José Costa e Jorge Lima, os únicos qualificados da vela para Tóquio2020, manifestaram a sua apreensão pelo estado da modalidade em Portugal, lamentando que se tenha delapidado o passado de uma ‘geração de ouro’.

“Houve uma ‘geração de ouro’ da vela portuguesa. Eu, que neste momento sou mais velho, fui o benjamim, o último que, ‘à rasquinha’, por sorte ou por azar, conseguiu beber dessa ‘geração de ouro’ os últimos resquícios de conhecimento, atitude, perseverança, que me levaram a estar aqui. Dessa geração, pouco foi passado”, lamentou José Costa.

O velejador algarvio responsabilizou a anterior direção da Federação Portuguesa de Vela por esta situação, defendendo que a equipa presidida por José Manuel Leandro fez “um trabalho pobre” e que a política seguida “não foi a mais correta”, em termos “não só de apoio, mas na canalização dos mesmos” para resultados em “classes que não têm expressão” e não para a vela olímpica.

“Deixa-me mesmo muito triste, até porque estou com 39 anos e não vou andar aqui muito mais tempo. Provavelmente, serão os nossos últimos Jogos. Até ao momento, somos a única equipa qualificada e isso é, inequivocamente, o reflexo da vela nacional”, afirmou Jorge Lima, ao ser questionado sobre o facto de ele e o seu parceiro terem a única embarcação apurada para Tóquio e serem os únicos velejadores do projeto olímpico.

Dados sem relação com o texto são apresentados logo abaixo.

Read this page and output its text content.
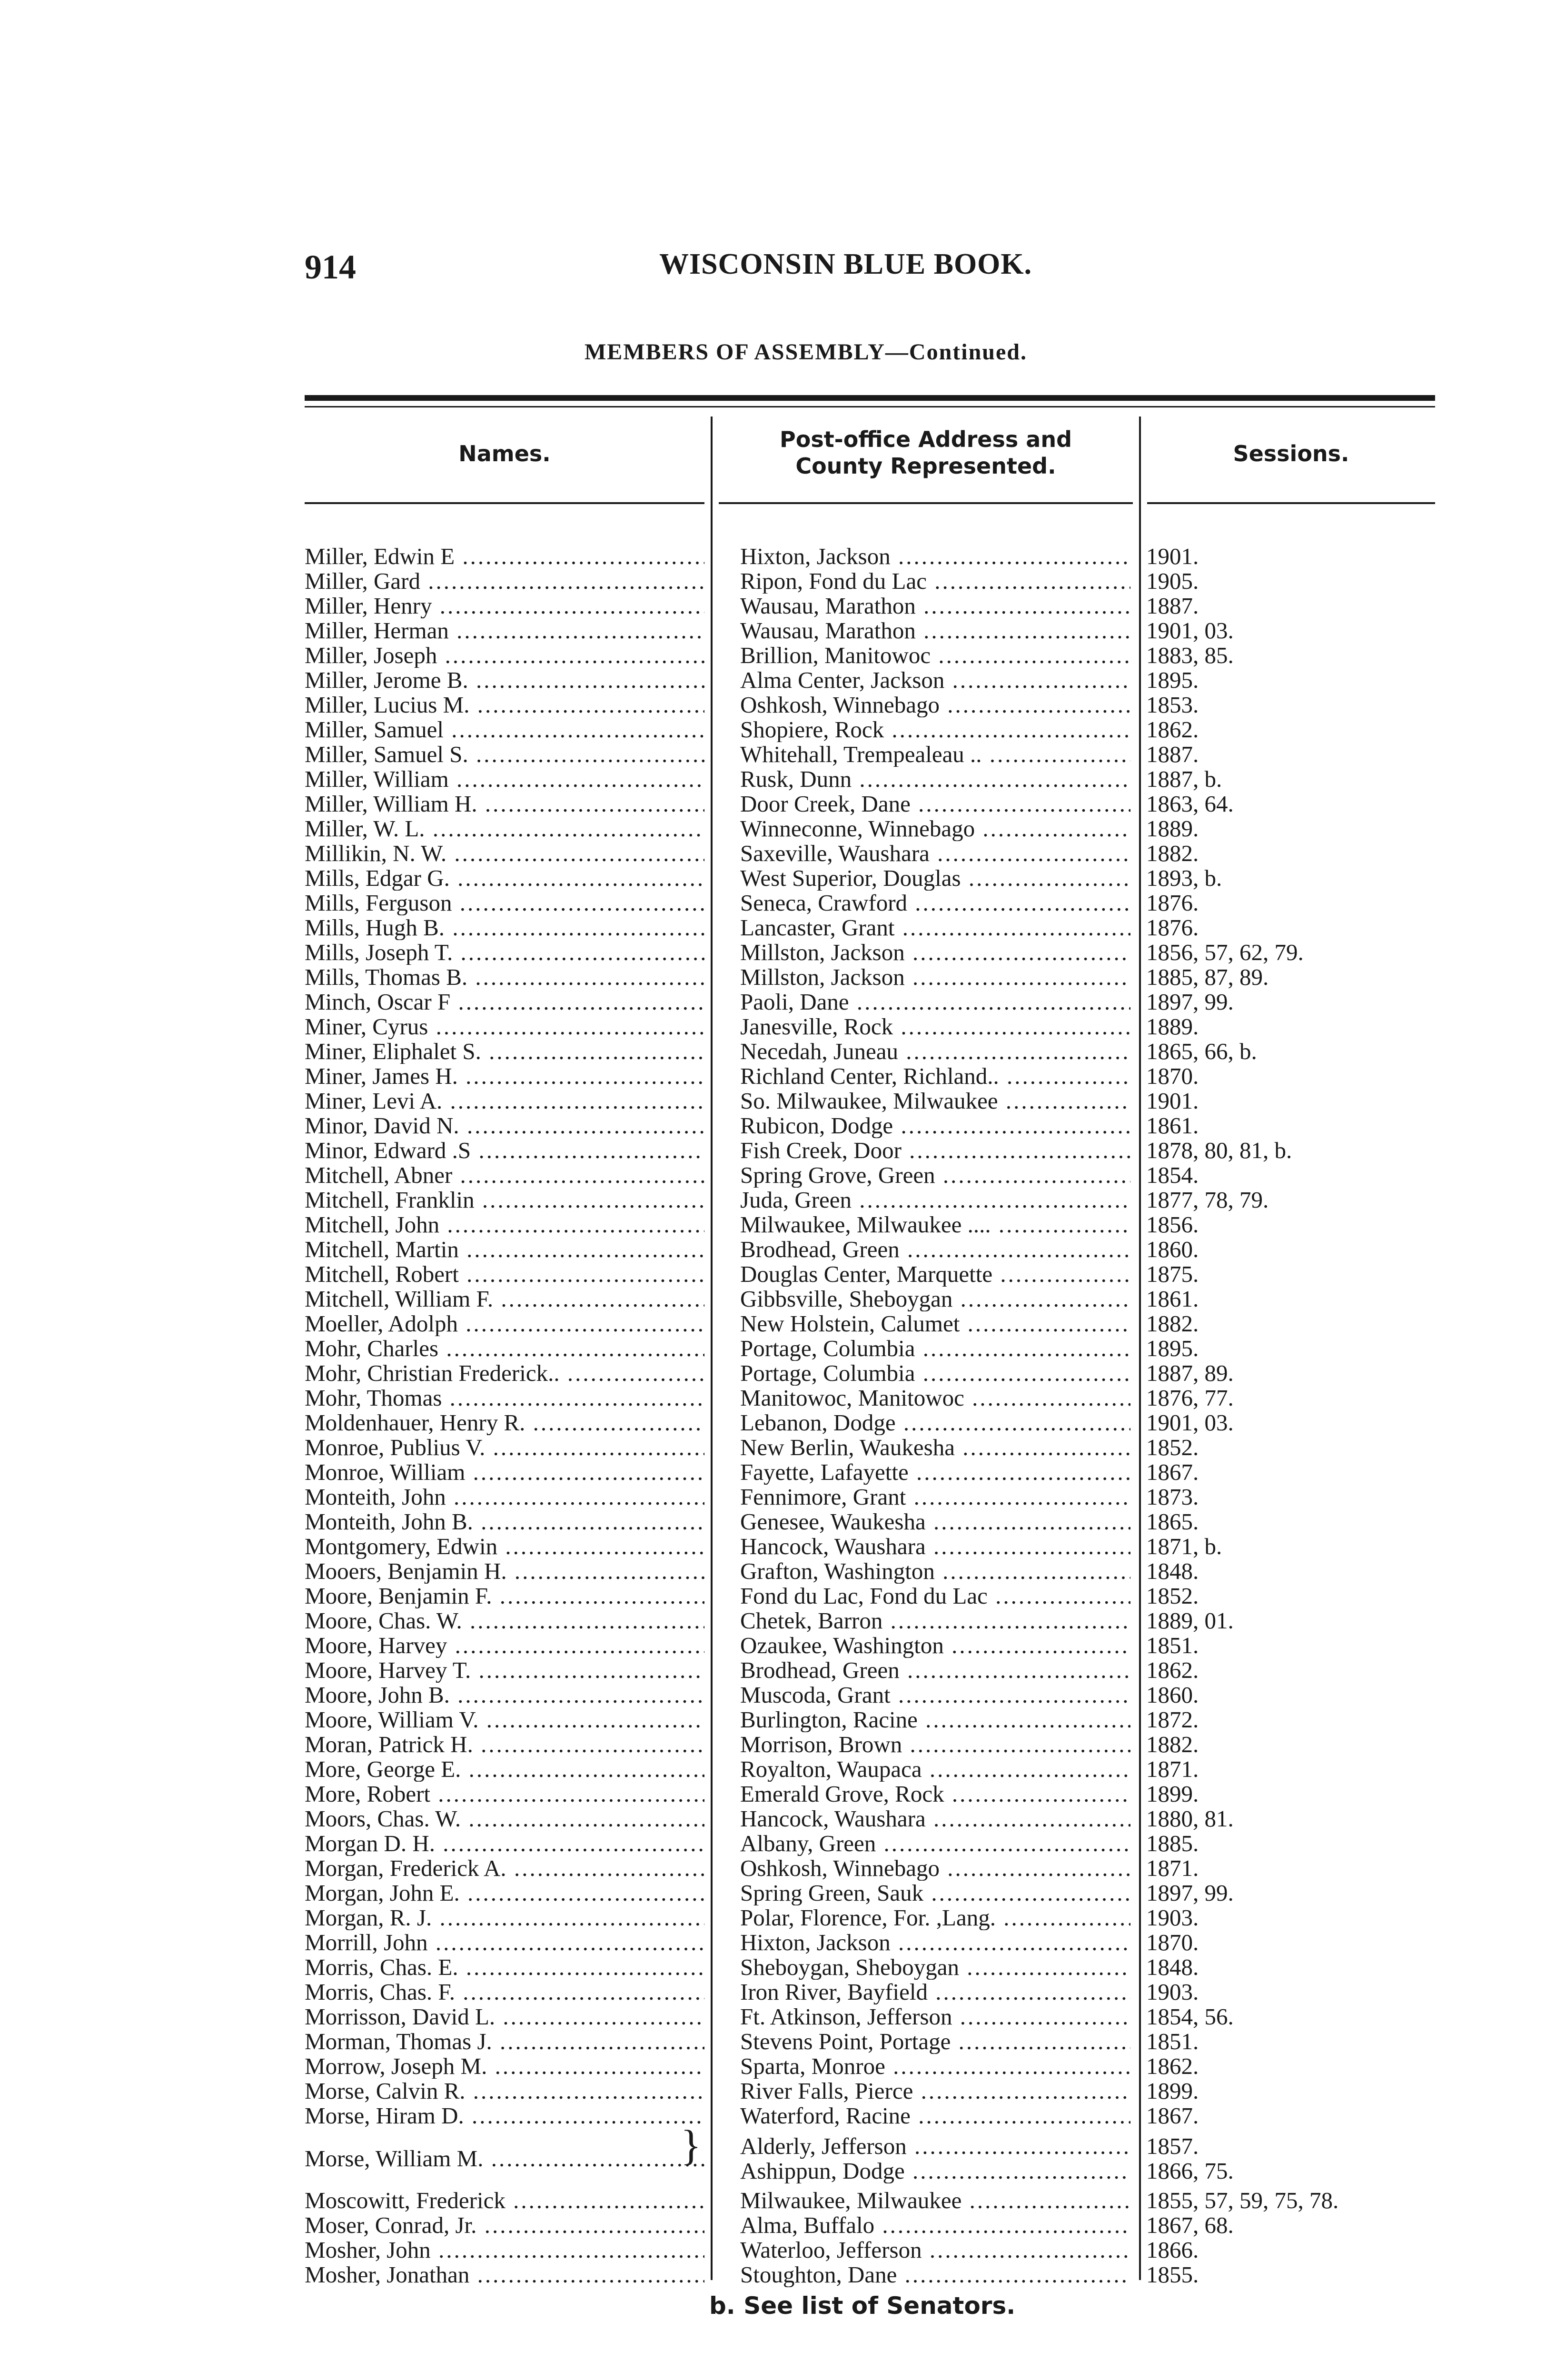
914	WISCONSIN BLUE BOOK.
MEMBERS OF ASSEMBLY—Continued.
Names.
Post-office Address and
County Represented.	Sessions.
Miller, Edwin E .....	Hixton, Jackson .....	1901.
Miller, Gard .....	Ripon, Fond du Lac .....	1905.
Miller, Henry .....	Wausau, Marathon .....	1887.
Miller, Herman .....	Wausau, Marathon .....	1901, 03.
Miller, Joseph .....	Brillion, Manitowoc .....	1883, 85.
Miller, Jerome B. .....	Alma Center, Jackson .....	1895.
Miller, Lucius M. .....	Oshkosh, Winnebago .....	1853.
Miller, Samuel .....	Shopiere, Rock .....	1862.
Miller, Samuel S. .....	Whitehall, Trempealeau .. .....	1887.
Miller, William .....	Rusk, Dunn .....	1887, b.
Miller, William H. .....	Door Creek, Dane .....	1863, 64.
Miller, W. L. .....	Winneconne, Winnebago .....	1889.
Millikin, N. W. .....	Saxeville, Waushara .....	1882.
Mills, Edgar G. .....	West Superior, Douglas .....	1893, b.
Mills, Ferguson .....	Seneca, Crawford .....	1876.
Mills, Hugh B. .....	Lancaster, Grant .....	1876.
Mills, Joseph T. .....	Millston, Jackson .....	1856, 57, 62, 79.
Mills, Thomas B. .....	Millston, Jackson .....	1885, 87, 89.
Minch, Oscar F .....	Paoli, Dane .....	1897, 99.
Miner, Cyrus .....	Janesville, Rock .....	1889.
Miner, Eliphalet S. .....	Necedah, Juneau .....	1865, 66, b.
Miner, James H. .....	Richland Center, Richland.. .....	1870.
Miner, Levi A. .....	So. Milwaukee, Milwaukee .....	1901.
Minor, David N. .....	Rubicon, Dodge .....	1861.
Minor, Edward .S .....	Fish Creek, Door .....	1878, 80, 81, b.
Mitchell, Abner .....	Spring Grove, Green .....	1854.
Mitchell, Franklin .....	Juda, Green .....	1877, 78, 79.
Mitchell, John .....	Milwaukee, Milwaukee .... .....	1856.
Mitchell, Martin .....	Brodhead, Green .....	1860.
Mitchell, Robert .....	Douglas Center, Marquette .....	1875.
Mitchell, William F. .....	Gibbsville, Sheboygan .....	1861.
Moeller, Adolph .....	New Holstein, Calumet .....	1882.
Mohr, Charles .....	Portage, Columbia .....	1895.
Mohr, Christian Frederick.. .....	Portage, Columbia .....	1887, 89.
Mohr, Thomas .....	Manitowoc, Manitowoc .....	1876, 77.
Moldenhauer, Henry R. .....	Lebanon, Dodge .....	1901, 03.
Monroe, Publius V. .....	New Berlin, Waukesha .....	1852.
Monroe, William .....	Fayette, Lafayette .....	1867.
Monteith, John .....	Fennimore, Grant .....	1873.
Monteith, John B. .....	Genesee, Waukesha .....	1865.
Montgomery, Edwin .....	Hancock, Waushara .....	1871, b.
Mooers, Benjamin H. .....	Grafton, Washington .....	1848.
Moore, Benjamin F. .....	Fond du Lac, Fond du Lac .....	1852.
Moore, Chas. W. .....	Chetek, Barron .....	1889, 01.
Moore, Harvey .....	Ozaukee, Washington .....	1851.
Moore, Harvey T. .....	Brodhead, Green .....	1862.
Moore, John B. .....	Muscoda, Grant .....	1860.
Moore, William V. .....	Burlington, Racine .....	1872.
Moran, Patrick H. .....	Morrison, Brown .....	1882.
More, George E. .....	Royalton, Waupaca .....	1871.
More, Robert .....	Emerald Grove, Rock .....	1899.
Moors, Chas. W. .....	Hancock, Waushara .....	1880, 81.
Morgan D. H. .....	Albany, Green .....	1885.
Morgan, Frederick A. .....	Oshkosh, Winnebago .....	1871.
Morgan, John E. .....	Spring Green, Sauk .....	1897, 99.
Morgan, R. J. .....	Polar, Florence, For. ,Lang. .....	1903.
Morrill, John .....	Hixton, Jackson .....	1870.
Morris, Chas. E. .....	Sheboygan, Sheboygan .....	1848.
Morris, Chas. F. .....	Iron River, Bayfield .....	1903.
Morrisson, David L. .....	Ft. Atkinson, Jefferson .....	1854, 56.
Morman, Thomas J. .....	Stevens Point, Portage .....	1851.
Morrow, Joseph M. .....	Sparta, Monroe .....	1862.
Morse, Calvin R. .....	River Falls, Pierce .....	1899.
Morse, Hiram D. .....	Waterford, Racine .....	1867.
Morse, William M. .....	Alderly, Jefferson .....	1857.
Ashippun, Dodge .....	1866, 75.
Moscowitt, Frederick .....	Milwaukee, Milwaukee .....	1855, 57, 59, 75, 78.
Moser, Conrad, Jr. .....	Alma, Buffalo .....	1867, 68.
Mosher, John .....	Waterloo, Jefferson .....	1866.
Mosher, Jonathan .....	Stoughton, Dane .....	1855.
}
b. See list of Senators.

O irmão mais novo de Gustavo Lima, o velejador que foi quarto classificado na classe Laser nos Jogos Olímpicos Pequim2008, apontou a emigração dos velejadores da ‘geração de ouro’ – além do seu irmão, também Hugo Rocha e Álvaro Barreto, bronze na classe 470 em Atlanta1996, e Álvaro Marinho, quinto na mesma classe em Sydney2000, estão a trabalhar noutros países – como outro dos reflexos do estado da modalidade.

“Outro pormenor que não ajuda muito é que os treinadores que estão em atividade não são ex-velejadores que tenham tido grandes resultados. Os nossos grandes velejadores estão a trabalhar para o estrangeiro, estão a dar a outros aquilo que deviam ser os nossos a receber”, sustentou.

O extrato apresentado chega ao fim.